I’m the poster child for “Ick, that’s too sweet.” And I love dark chocolate.
The darker the chocolate the better.
My husband jokes that one of these days he’ll come home to find me huddled in a corner, gnawing on a bar of baker’s chocolate.
It’s that serious.
And it’s not a new thing.
I love chocolate. But I am not a chocolate slut.
I am a chocolate snob.
Which is also why it is unlikely that my dear hubby will ever find me gnawing on baker’s chocolate. Most of it doesn’t make the cut for that kind of treat. And I should know. Because making chocolate deserts is a hobby of mine.
I’ve been a fan of good dark chocolate, since childhood. I’m not sure if it started because my Grandma Leona also preferred dark chocolate, and so maybe I decided that because Grandma was cool, then I preferred it too. Or if it was part of my ingrained <ick – I can’t stand über sweet things quirkiness> all along.
The thing is, dark chocolate wasn’t that readily available when I was a kid. Or at least not in my area.

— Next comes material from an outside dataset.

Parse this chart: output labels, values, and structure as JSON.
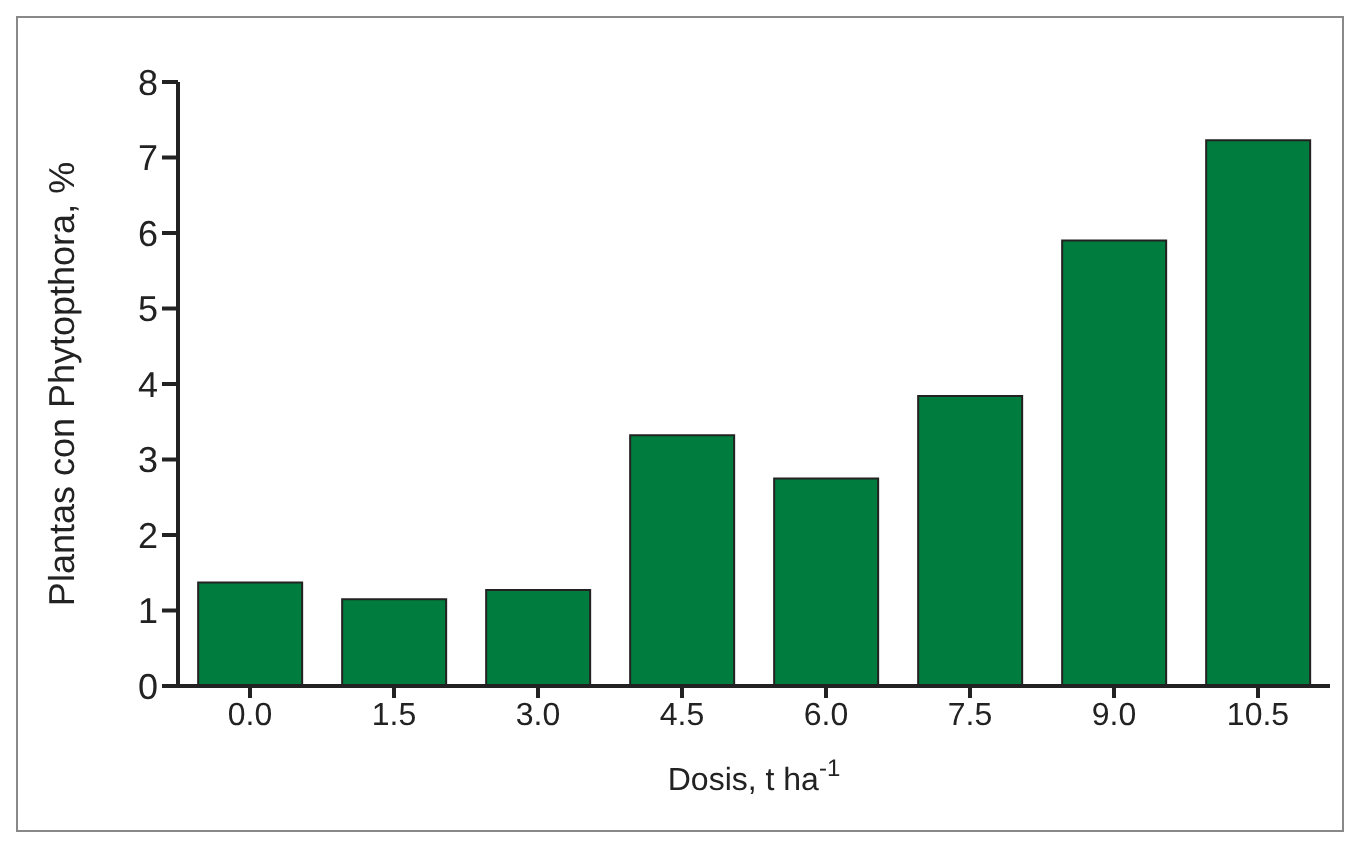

There was Hershey’s Special Dark, which I could sometimes get in a bar, but usually could only find in a bag of Hershey’s Miniatures. Those Miniatures were one of the few types of candy bags my Grandma would ever indulge in. (At least that I ever saw at her house.) And usually only for the holidays.
Special Dark was better than milk chocolate, but it still wasn’t all that good. Maybe the caterpillar that I once found wrapped in a Special Dark bar is what set me seeking in a different direction. (No kidding.) I took it back to the drug store, showed them the worm and his little cocoon inside the wrapper and got my money back.
And maybe I’d already decided that I could wait for better chocolate.
In general, I preferred Nestle Semi-Sweet Chocolate Chips. Which, by the way, I swear used to have more cacao than they do today. I mean today, now you see semi-sweet morsels AND dark chocolate morsels for sale at the market. Today they seem much sweeter. And when I make the same deserts I made 18 years ago with the semi, I don’t get the same results. Baugh. Seems I’m not the only one who thinks so.
Then somewhere in my teens, along came Dove and the world became a little brighter.
As I grew older, I explored many brands and flavors. Dark chocolate and chipotle, dark chocolate and green tea, dark chocolate and pomegranate. Among my favorites? Dark chocolate and pecan, dark chocolate and hazelnuts, dark chocolate and caramel, and the ‘ol stand by of dark chocolate and almond.
I know. Not quite as exotic as the others.
And I learned that chocolate, like coffee, has different flavor nuances depending on where it is grown. Guatemalan chocolate is different than Costa Rican chocolate. And btw, I think Godiva is overrated. Except the liquor.
But the ickiest flavor to me is salted chocolate. The only salt that should be allowed in there is the salt in any butter used. That’s it.
And here’s the thing. I recognize that salt can be used to help bring out a flavor, or even to create a spark of interest that wouldn’t otherwise be there.
But today, it seems most ALL the dark chocolate sold in store is salted. If it’s dark, then by golly let’s salt it too. Ugh. And most of the caramel too. If I want dark chocolate covered caramel, I’m extra out of luck. Either the chocolate is salted, or the caramel is. Either one tastes bad. Ocassionally I can find it without.
I supposed I should count my blessings. The flooded market of ocean-water flavored chocolate keeps me from indulging most of the time.
But still, leave me some options people! Those who like salted dark chocolate will still like unsalted dark chocolate.
It’s a binary system. Those who like salted chocolate and those who don’t.
So leave options.
It’s a win-win. And everyone gets to have chocolate.
Hopefully one day I’ll be telling stories to my grand-kids about how all the chocolate companies used to salt dark chocolate candies all the time. Kinda like how Coca-Cola tried to replace a winning product with New Coke.
And the kids will be all like, “Ewww, Grandma, for real?”
“Yep,” I’ll say, “For real.”
“But Grandma, how did you survive it?”
And I’ll simply say, “Well kids, therein lies the lesson. Learn to make your own.”